An analysis of a discontinuous spectral element method for elastic wave propagation in a heterogeneous material

• Published in: Computational mechanics Vol. 55; no. 4; pp. 789 - 804
• Main Authors: Bin, Jonghoon, Oates, William S., Yousuff Hussaini, M.
• Format: Journal Article
• Language: English
• Published: Berlin/Heidelberg Springer Berlin Heidelberg 01.04.2015; Springer
• Subjects: Accuracy; Analysis; Band structure of solids; Classical and Continuum Physics; Computational Science and Engineering; Dispersions; Elastic waves; Engineering; Galerkin methods; Mathematical models; Methods; Original Paper; Polynomials; Spectra; Theoretical and Applied Mechanics; Wave propagation; Band gap; Floquet–Bloch theory; Dispersion relation; Brillouin zone
• ISSN: 0178-7675; 1432-0924
• DOI: 10.1007/s00466-015-1137-2

The numerical dispersion and dissipation properties of a discontinuous spectral element method are investigated in the context of elastic waves in one dimensional periodic heterogeneous materials.
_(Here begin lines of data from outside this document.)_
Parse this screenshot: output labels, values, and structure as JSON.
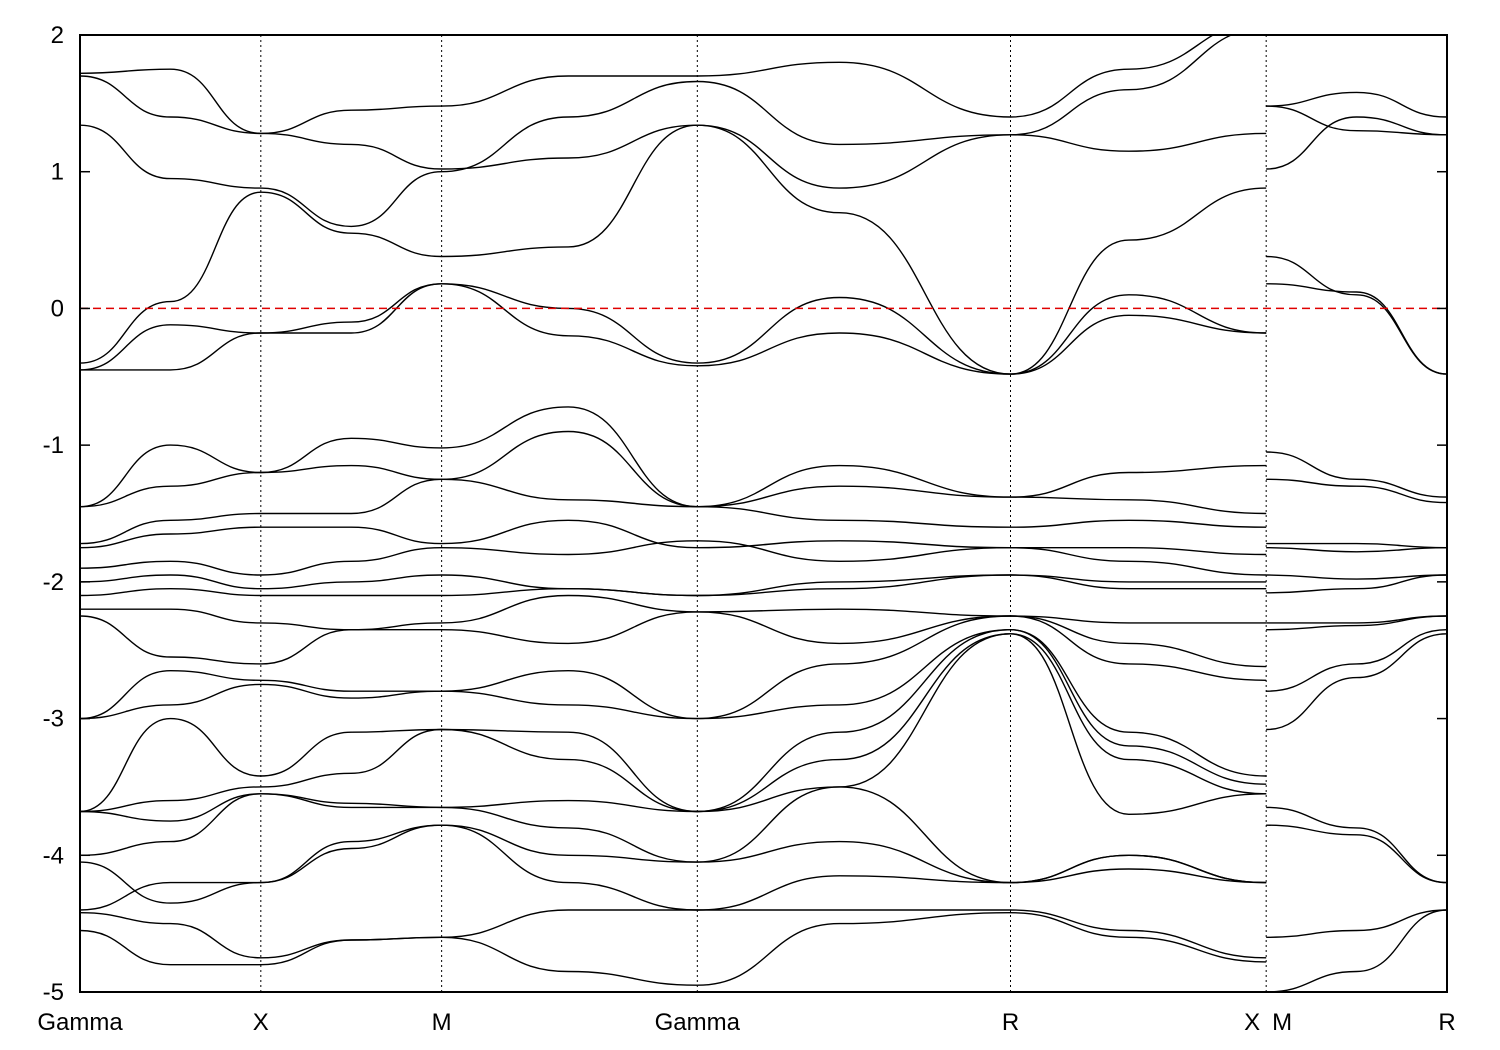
{
  "chart_data": {
    "type": "line",
    "title": "",
    "xlabel": "",
    "ylabel": "",
    "ylim": [
      -5,
      2
    ],
    "yticks": [
      2,
      1,
      0,
      -1,
      -2,
      -3,
      -4,
      -5
    ],
    "x_segments": [
      {
        "from": 0.0,
        "to": 1.0
      },
      {
        "from": 1.0,
        "to": 2.0
      },
      {
        "from": 2.0,
        "to": 3.414
      },
      {
        "from": 3.414,
        "to": 5.146
      },
      {
        "from": 5.146,
        "to": 6.56
      },
      {
        "from": 6.56,
        "to": 7.56
      }
    ],
    "kpoints": [
      {
        "label": "Gamma",
        "x": 0.0
      },
      {
        "label": "X",
        "x": 1.0
      },
      {
        "label": "M",
        "x": 2.0
      },
      {
        "label": "Gamma",
        "x": 3.414
      },
      {
        "label": "R",
        "x": 5.146
      },
      {
        "label": "X",
        "x": 6.56
      },
      {
        "label": "M",
        "x": 6.56
      },
      {
        "label": "R",
        "x": 7.56
      }
    ],
    "path_break": 6.56,
    "fermi_level": 0,
    "fermi_color": "#e00000",
    "band_color": "#000000",
    "grid": false,
    "series": [
      {
        "x": [
          0,
          0.5,
          1,
          1.5,
          2,
          2.7,
          3.414,
          4.2,
          5.146,
          5.8,
          6.56
        ],
        "values": [
          -0.4,
          0.05,
          0.85,
          0.55,
          0.38,
          0.45,
          1.34,
          0.7,
          -0.48,
          0.5,
          0.88
        ]
      },
      {
        "x": [
          0,
          0.5,
          1,
          1.5,
          2,
          2.7,
          3.414,
          4.2,
          5.146,
          5.8,
          6.56
        ],
        "values": [
          -0.45,
          -0.12,
          -0.18,
          -0.1,
          0.18,
          0.0,
          -0.4,
          0.08,
          -0.48,
          -0.05,
          -0.18
        ]
      },
      {
        "x": [
          0,
          0.5,
          1,
          1.5,
          2,
          2.7,
          3.414,
          4.2,
          5.146,
          5.8,
          6.56
        ],
        "values": [
          -0.45,
          -0.45,
          -0.18,
          -0.18,
          0.18,
          -0.2,
          -0.42,
          -0.18,
          -0.48,
          0.1,
          -0.18
        ]
      },
      {
        "x": [
          0,
          0.5,
          1,
          1.5,
          2,
          2.7,
          3.414,
          4.2,
          5.146,
          5.8,
          6.56
        ],
        "values": [
          1.34,
          0.95,
          0.88,
          0.6,
          1.0,
          1.4,
          1.66,
          1.2,
          1.27,
          1.15,
          1.28
        ]
      },
      {
        "x": [
          0,
          0.5,
          1,
          1.5,
          2,
          2.7,
          3.414,
          4.2,
          5.146,
          5.8,
          6.56
        ],
        "values": [
          1.7,
          1.4,
          1.28,
          1.2,
          1.02,
          1.1,
          1.34,
          0.88,
          1.27,
          1.6,
          2.05
        ]
      },
      {
        "x": [
          0,
          0.5,
          1,
          1.5,
          2,
          2.7,
          3.414,
          4.2,
          5.146,
          5.8,
          6.56
        ],
        "values": [
          1.72,
          1.75,
          1.28,
          1.45,
          1.48,
          1.7,
          1.7,
          1.8,
          1.4,
          1.75,
          2.1
        ]
      },
      {
        "x": [
          0,
          0.5,
          1,
          1.5,
          2,
          2.7,
          3.414,
          4.2,
          5.146,
          5.8,
          6.56
        ],
        "values": [
          -1.45,
          -1.0,
          -1.2,
          -0.95,
          -1.02,
          -0.72,
          -1.45,
          -1.15,
          -1.38,
          -1.2,
          -1.15
        ]
      },
      {
        "x": [
          0,
          0.5,
          1,
          1.5,
          2,
          2.7,
          3.414,
          4.2,
          5.146,
          5.8,
          6.56
        ],
        "values": [
          -1.45,
          -1.3,
          -1.2,
          -1.15,
          -1.25,
          -0.9,
          -1.45,
          -1.3,
          -1.38,
          -1.4,
          -1.5
        ]
      },
      {
        "x": [
          0,
          0.5,
          1,
          1.5,
          2,
          2.7,
          3.414,
          4.2,
          5.146,
          5.8,
          6.56
        ],
        "values": [
          -1.72,
          -1.55,
          -1.5,
          -1.5,
          -1.25,
          -1.4,
          -1.45,
          -1.55,
          -1.6,
          -1.55,
          -1.6
        ]
      },
      {
        "x": [
          0,
          0.5,
          1,
          1.5,
          2,
          2.7,
          3.414,
          4.2,
          5.146,
          5.8,
          6.56
        ],
        "values": [
          -1.75,
          -1.65,
          -1.6,
          -1.6,
          -1.72,
          -1.55,
          -1.75,
          -1.7,
          -1.75,
          -1.75,
          -1.8
        ]
      },
      {
        "x": [
          0,
          0.5,
          1,
          1.5,
          2,
          2.7,
          3.414,
          4.2,
          5.146,
          5.8,
          6.56
        ],
        "values": [
          -1.9,
          -1.85,
          -1.95,
          -1.85,
          -1.75,
          -1.8,
          -1.7,
          -1.85,
          -1.75,
          -1.85,
          -1.95
        ]
      },
      {
        "x": [
          0,
          0.5,
          1,
          1.5,
          2,
          2.7,
          3.414,
          4.2,
          5.146,
          5.8,
          6.56
        ],
        "values": [
          -2.0,
          -1.95,
          -2.05,
          -2.0,
          -1.95,
          -2.05,
          -2.1,
          -2.0,
          -1.95,
          -2.0,
          -2.0
        ]
      },
      {
        "x": [
          0,
          0.5,
          1,
          1.5,
          2,
          2.7,
          3.414,
          4.2,
          5.146,
          5.8,
          6.56
        ],
        "values": [
          -2.1,
          -2.05,
          -2.1,
          -2.1,
          -2.1,
          -2.05,
          -2.1,
          -2.05,
          -1.95,
          -2.05,
          -2.05
        ]
      },
      {
        "x": [
          0,
          0.5,
          1,
          1.5,
          2,
          2.7,
          3.414,
          4.2,
          5.146,
          5.8,
          6.56
        ],
        "values": [
          -2.2,
          -2.2,
          -2.3,
          -2.35,
          -2.3,
          -2.1,
          -2.22,
          -2.2,
          -2.25,
          -2.3,
          -2.3
        ]
      },
      {
        "x": [
          0,
          0.5,
          1,
          1.5,
          2,
          2.7,
          3.414,
          4.2,
          5.146,
          5.8,
          6.56
        ],
        "values": [
          -2.25,
          -2.55,
          -2.6,
          -2.35,
          -2.35,
          -2.45,
          -2.22,
          -2.45,
          -2.25,
          -2.45,
          -2.62
        ]
      },
      {
        "x": [
          0,
          0.5,
          1,
          1.5,
          2,
          2.7,
          3.414,
          4.2,
          5.146,
          5.8,
          6.56
        ],
        "values": [
          -3.0,
          -2.65,
          -2.72,
          -2.8,
          -2.8,
          -2.65,
          -3.0,
          -2.6,
          -2.25,
          -2.6,
          -2.72
        ]
      },
      {
        "x": [
          0,
          0.5,
          1,
          1.5,
          2,
          2.7,
          3.414,
          4.2,
          5.146,
          5.8,
          6.56
        ],
        "values": [
          -3.0,
          -2.9,
          -2.75,
          -2.85,
          -2.8,
          -2.9,
          -3.0,
          -2.9,
          -2.35,
          -3.1,
          -3.42
        ]
      },
      {
        "x": [
          0,
          0.5,
          1,
          1.5,
          2,
          2.7,
          3.414,
          4.2,
          5.146,
          5.8,
          6.56
        ],
        "values": [
          -3.68,
          -3.0,
          -3.42,
          -3.1,
          -3.08,
          -3.3,
          -3.68,
          -3.1,
          -2.35,
          -3.2,
          -3.48
        ]
      },
      {
        "x": [
          0,
          0.5,
          1,
          1.5,
          2,
          2.7,
          3.414,
          4.2,
          5.146,
          5.8,
          6.56
        ],
        "values": [
          -3.68,
          -3.6,
          -3.5,
          -3.4,
          -3.08,
          -3.1,
          -3.68,
          -3.3,
          -2.38,
          -3.3,
          -3.55
        ]
      },
      {
        "x": [
          0,
          0.5,
          1,
          1.5,
          2,
          2.7,
          3.414,
          4.2,
          5.146,
          5.8,
          6.56
        ],
        "values": [
          -3.68,
          -3.75,
          -3.55,
          -3.62,
          -3.65,
          -3.6,
          -3.68,
          -3.5,
          -2.38,
          -3.7,
          -3.55
        ]
      },
      {
        "x": [
          0,
          0.5,
          1,
          1.5,
          2,
          2.7,
          3.414,
          4.2,
          5.146,
          5.8,
          6.56
        ],
        "values": [
          -4.0,
          -3.9,
          -3.55,
          -3.65,
          -3.65,
          -3.8,
          -4.05,
          -3.5,
          -4.2,
          -4.0,
          -4.2
        ]
      },
      {
        "x": [
          0,
          0.5,
          1,
          1.5,
          2,
          2.7,
          3.414,
          4.2,
          5.146,
          5.8,
          6.56
        ],
        "values": [
          -4.05,
          -4.35,
          -4.2,
          -3.9,
          -3.78,
          -4.0,
          -4.05,
          -3.9,
          -4.2,
          -4.0,
          -4.2
        ]
      },
      {
        "x": [
          0,
          0.5,
          1,
          1.5,
          2,
          2.7,
          3.414,
          4.2,
          5.146,
          5.8,
          6.56
        ],
        "values": [
          -4.4,
          -4.2,
          -4.2,
          -3.95,
          -3.78,
          -4.2,
          -4.4,
          -4.15,
          -4.2,
          -4.1,
          -4.2
        ]
      },
      {
        "x": [
          0,
          0.5,
          1,
          1.5,
          2,
          2.7,
          3.414,
          4.2,
          5.146,
          5.8,
          6.56
        ],
        "values": [
          -4.42,
          -4.5,
          -4.75,
          -4.62,
          -4.6,
          -4.4,
          -4.4,
          -4.4,
          -4.4,
          -4.55,
          -4.75
        ]
      },
      {
        "x": [
          0,
          0.5,
          1,
          1.5,
          2,
          2.7,
          3.414,
          4.2,
          5.146,
          5.8,
          6.56
        ],
        "values": [
          -4.55,
          -4.8,
          -4.8,
          -4.62,
          -4.6,
          -4.85,
          -4.95,
          -4.5,
          -4.42,
          -4.6,
          -4.78
        ]
      },
      {
        "x": [
          6.56,
          7.06,
          7.56
        ],
        "values": [
          0.38,
          0.1,
          -0.48
        ]
      },
      {
        "x": [
          6.56,
          7.06,
          7.56
        ],
        "values": [
          0.18,
          0.12,
          -0.48
        ]
      },
      {
        "x": [
          6.56,
          7.06,
          7.56
        ],
        "values": [
          1.02,
          1.4,
          1.27
        ]
      },
      {
        "x": [
          6.56,
          7.06,
          7.56
        ],
        "values": [
          1.48,
          1.58,
          1.4
        ]
      },
      {
        "x": [
          6.56,
          7.06,
          7.56
        ],
        "values": [
          1.48,
          1.3,
          1.27
        ]
      },
      {
        "x": [
          6.56,
          7.06,
          7.56
        ],
        "values": [
          -1.05,
          -1.25,
          -1.38
        ]
      },
      {
        "x": [
          6.56,
          7.06,
          7.56
        ],
        "values": [
          -1.25,
          -1.3,
          -1.42
        ]
      },
      {
        "x": [
          6.56,
          7.06,
          7.56
        ],
        "values": [
          -1.72,
          -1.72,
          -1.75
        ]
      },
      {
        "x": [
          6.56,
          7.06,
          7.56
        ],
        "values": [
          -1.75,
          -1.78,
          -1.75
        ]
      },
      {
        "x": [
          6.56,
          7.06,
          7.56
        ],
        "values": [
          -1.95,
          -1.98,
          -1.95
        ]
      },
      {
        "x": [
          6.56,
          7.06,
          7.56
        ],
        "values": [
          -2.08,
          -2.05,
          -1.95
        ]
      },
      {
        "x": [
          6.56,
          7.06,
          7.56
        ],
        "values": [
          -2.3,
          -2.3,
          -2.25
        ]
      },
      {
        "x": [
          6.56,
          7.06,
          7.56
        ],
        "values": [
          -2.35,
          -2.32,
          -2.25
        ]
      },
      {
        "x": [
          6.56,
          7.06,
          7.56
        ],
        "values": [
          -2.8,
          -2.6,
          -2.35
        ]
      },
      {
        "x": [
          6.56,
          7.06,
          7.56
        ],
        "values": [
          -3.08,
          -2.7,
          -2.38
        ]
      },
      {
        "x": [
          6.56,
          7.06,
          7.56
        ],
        "values": [
          -3.65,
          -3.8,
          -4.2
        ]
      },
      {
        "x": [
          6.56,
          7.06,
          7.56
        ],
        "values": [
          -3.78,
          -3.85,
          -4.2
        ]
      },
      {
        "x": [
          6.56,
          7.06,
          7.56
        ],
        "values": [
          -4.6,
          -4.55,
          -4.4
        ]
      },
      {
        "x": [
          6.56,
          7.06,
          7.56
        ],
        "values": [
          -5.0,
          -4.85,
          -4.4
        ]
      }
    ]
  }
}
Their frequency dependence and elastic band characteristics are studied. Dispersion relations representing both pass band and stop band structures are derived and used to assess the accuracy of the numerical results. A high-order discontinuous spectral Galerkin method is used to calculate the complex dispersion relations in heterogeneous materials. Floquet–Bloch theory is used to derive the elastic band structure. The accuracy of the dispersion relation is investigated with respect to the spectral polynomial orders for three different cases of materials. Numerical investigations illustrate a spectral convergence in numerical accuracy with respect to the polynomial order based on the elastic band structure and a discontinuous jump of the maximum resolvable frequency within the pass bands resulting in a step-like increase of it with respect to the polynomial order.